I have my own interpretation of this paragraph. All that exists is a particle of a creator that split itself into an infinite number of separate entities. Though each particle considers itself a totally separate entity, the final destination of it's experiences and awareness would still render itself to its original creator. God, or the brain, would be the final receptor of these experiences just like our brains receive all the signals from every cell of our body. We feel the pain or pleasure of all that touches us.

This is definitely an out of the box idea, but it puts more meaning to the words "Do unto others as you would have them do unto you". In others words what you do to others, you do to yourself.

If there is more than one creator or God, the only word you would have to remove from the above equation is infinite.
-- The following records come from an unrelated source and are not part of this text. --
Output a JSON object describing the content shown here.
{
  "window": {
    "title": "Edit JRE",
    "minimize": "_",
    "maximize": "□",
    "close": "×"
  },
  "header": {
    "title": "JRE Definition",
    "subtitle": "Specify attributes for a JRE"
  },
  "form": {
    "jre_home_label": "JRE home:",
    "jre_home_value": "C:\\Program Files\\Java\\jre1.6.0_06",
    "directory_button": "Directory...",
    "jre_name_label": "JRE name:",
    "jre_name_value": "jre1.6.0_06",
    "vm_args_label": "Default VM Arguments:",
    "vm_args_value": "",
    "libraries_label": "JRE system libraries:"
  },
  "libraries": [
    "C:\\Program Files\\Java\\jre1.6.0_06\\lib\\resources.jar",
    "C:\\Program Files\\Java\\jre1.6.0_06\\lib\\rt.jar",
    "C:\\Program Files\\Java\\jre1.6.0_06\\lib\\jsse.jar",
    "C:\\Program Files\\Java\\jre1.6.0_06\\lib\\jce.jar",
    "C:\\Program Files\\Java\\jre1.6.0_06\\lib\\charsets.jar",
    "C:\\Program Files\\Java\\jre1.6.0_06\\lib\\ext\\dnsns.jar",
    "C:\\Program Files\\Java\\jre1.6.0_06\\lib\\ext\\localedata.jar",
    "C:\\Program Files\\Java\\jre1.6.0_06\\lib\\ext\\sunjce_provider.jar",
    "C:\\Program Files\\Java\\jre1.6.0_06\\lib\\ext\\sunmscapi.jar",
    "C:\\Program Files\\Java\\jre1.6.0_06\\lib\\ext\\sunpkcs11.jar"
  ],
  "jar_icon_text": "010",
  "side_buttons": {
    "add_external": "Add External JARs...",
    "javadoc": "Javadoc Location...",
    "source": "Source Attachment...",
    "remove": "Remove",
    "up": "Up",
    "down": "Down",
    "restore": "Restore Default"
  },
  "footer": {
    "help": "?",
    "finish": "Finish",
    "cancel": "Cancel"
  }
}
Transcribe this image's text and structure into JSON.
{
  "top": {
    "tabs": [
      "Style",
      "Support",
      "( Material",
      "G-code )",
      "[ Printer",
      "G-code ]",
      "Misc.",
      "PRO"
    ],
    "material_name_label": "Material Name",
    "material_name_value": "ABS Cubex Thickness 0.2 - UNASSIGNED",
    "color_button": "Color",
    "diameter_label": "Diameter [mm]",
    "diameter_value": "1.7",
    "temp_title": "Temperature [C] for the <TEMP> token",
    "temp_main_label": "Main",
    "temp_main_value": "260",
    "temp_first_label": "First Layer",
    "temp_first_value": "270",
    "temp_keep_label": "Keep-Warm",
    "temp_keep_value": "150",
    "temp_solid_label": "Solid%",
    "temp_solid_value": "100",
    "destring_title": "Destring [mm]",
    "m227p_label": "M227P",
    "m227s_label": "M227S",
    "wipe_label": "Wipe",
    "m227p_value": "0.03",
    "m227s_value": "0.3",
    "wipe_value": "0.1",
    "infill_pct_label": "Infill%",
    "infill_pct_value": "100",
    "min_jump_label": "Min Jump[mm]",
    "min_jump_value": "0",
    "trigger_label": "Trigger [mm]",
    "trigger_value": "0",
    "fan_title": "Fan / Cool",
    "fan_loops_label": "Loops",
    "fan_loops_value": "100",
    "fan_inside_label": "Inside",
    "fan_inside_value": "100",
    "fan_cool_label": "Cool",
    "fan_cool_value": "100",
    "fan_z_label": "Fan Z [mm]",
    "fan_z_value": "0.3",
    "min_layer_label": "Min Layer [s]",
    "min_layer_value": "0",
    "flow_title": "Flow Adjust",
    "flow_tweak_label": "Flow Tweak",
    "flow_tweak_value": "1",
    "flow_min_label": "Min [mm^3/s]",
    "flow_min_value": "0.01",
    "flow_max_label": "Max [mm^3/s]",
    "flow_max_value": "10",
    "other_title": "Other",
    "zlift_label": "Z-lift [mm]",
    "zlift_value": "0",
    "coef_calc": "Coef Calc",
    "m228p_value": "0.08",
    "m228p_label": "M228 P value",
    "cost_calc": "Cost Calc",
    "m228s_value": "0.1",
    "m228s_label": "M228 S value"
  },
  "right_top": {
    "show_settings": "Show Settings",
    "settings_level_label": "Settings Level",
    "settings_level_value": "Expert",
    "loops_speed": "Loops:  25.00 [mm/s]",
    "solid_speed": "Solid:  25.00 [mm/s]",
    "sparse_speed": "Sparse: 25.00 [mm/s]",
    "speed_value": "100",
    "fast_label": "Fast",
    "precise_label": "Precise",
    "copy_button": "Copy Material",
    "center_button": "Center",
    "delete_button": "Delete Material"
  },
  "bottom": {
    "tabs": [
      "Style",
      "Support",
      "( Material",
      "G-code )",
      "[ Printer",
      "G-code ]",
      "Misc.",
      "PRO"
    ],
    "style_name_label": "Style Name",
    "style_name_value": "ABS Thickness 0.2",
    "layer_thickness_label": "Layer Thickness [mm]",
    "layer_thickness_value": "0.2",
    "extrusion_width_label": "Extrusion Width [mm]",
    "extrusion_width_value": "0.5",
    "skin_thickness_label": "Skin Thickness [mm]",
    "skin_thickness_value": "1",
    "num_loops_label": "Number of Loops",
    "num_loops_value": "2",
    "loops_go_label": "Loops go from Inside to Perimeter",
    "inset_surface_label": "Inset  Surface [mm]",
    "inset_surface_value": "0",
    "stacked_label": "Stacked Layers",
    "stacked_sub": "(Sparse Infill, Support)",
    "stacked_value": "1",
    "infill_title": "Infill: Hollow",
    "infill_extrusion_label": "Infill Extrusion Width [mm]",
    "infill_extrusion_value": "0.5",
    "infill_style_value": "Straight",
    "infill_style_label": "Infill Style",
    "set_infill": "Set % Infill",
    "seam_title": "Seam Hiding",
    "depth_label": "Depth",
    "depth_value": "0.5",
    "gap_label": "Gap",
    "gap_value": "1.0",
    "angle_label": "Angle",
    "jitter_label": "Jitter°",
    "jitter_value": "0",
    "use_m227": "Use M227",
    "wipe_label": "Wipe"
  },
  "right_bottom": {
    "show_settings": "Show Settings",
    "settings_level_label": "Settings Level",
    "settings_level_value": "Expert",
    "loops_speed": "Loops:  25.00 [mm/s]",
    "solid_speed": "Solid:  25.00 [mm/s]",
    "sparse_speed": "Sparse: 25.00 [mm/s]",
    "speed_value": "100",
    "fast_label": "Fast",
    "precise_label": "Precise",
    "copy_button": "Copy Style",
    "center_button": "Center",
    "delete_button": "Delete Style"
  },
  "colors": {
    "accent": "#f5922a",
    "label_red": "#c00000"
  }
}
There could be an infinite number of Gods out there who did the exact same thing and divided themselves into billions upon billions of particles. These particles could be material and spiritual. Science has moved strong in the direction of many dimensions and existences that we do not see. They are even tending towards the idea that there are many universes. They call a group of universes a multiverse. I call it a universopolis.

Stepping a bit further out of the box. If the final destination of our memories and self awareness is the one mind, God of our universe, ultimately your desire to be that famous singer, actor, scientist or admired figure could come true. We are all one.

These are just ideas and I don't ever limit myself to one ultimate philosophy. Through life, I have changed by perceptions of life and the universe many times and I am sure I will again. If I ever got to the point that I felt I had the ultimate truth, it would not be a blessing to me. Life without wonder would be extremely boring.

I only wish Edger Cayce would have lived longer and poured more catalist into this formula of wonder. He was truly a modern day prophet.

Edith Newell-Beattie said...

Thank you for this, Linda. I have not read the book but intend to look for it now.

Anonymous said...

Edgar Cayce reminds human beings they each change the world through their own thoughts, feeligns and edeavours. His life is an uplifting story that encourages people to open their hearts ,minds and souls to possibilities.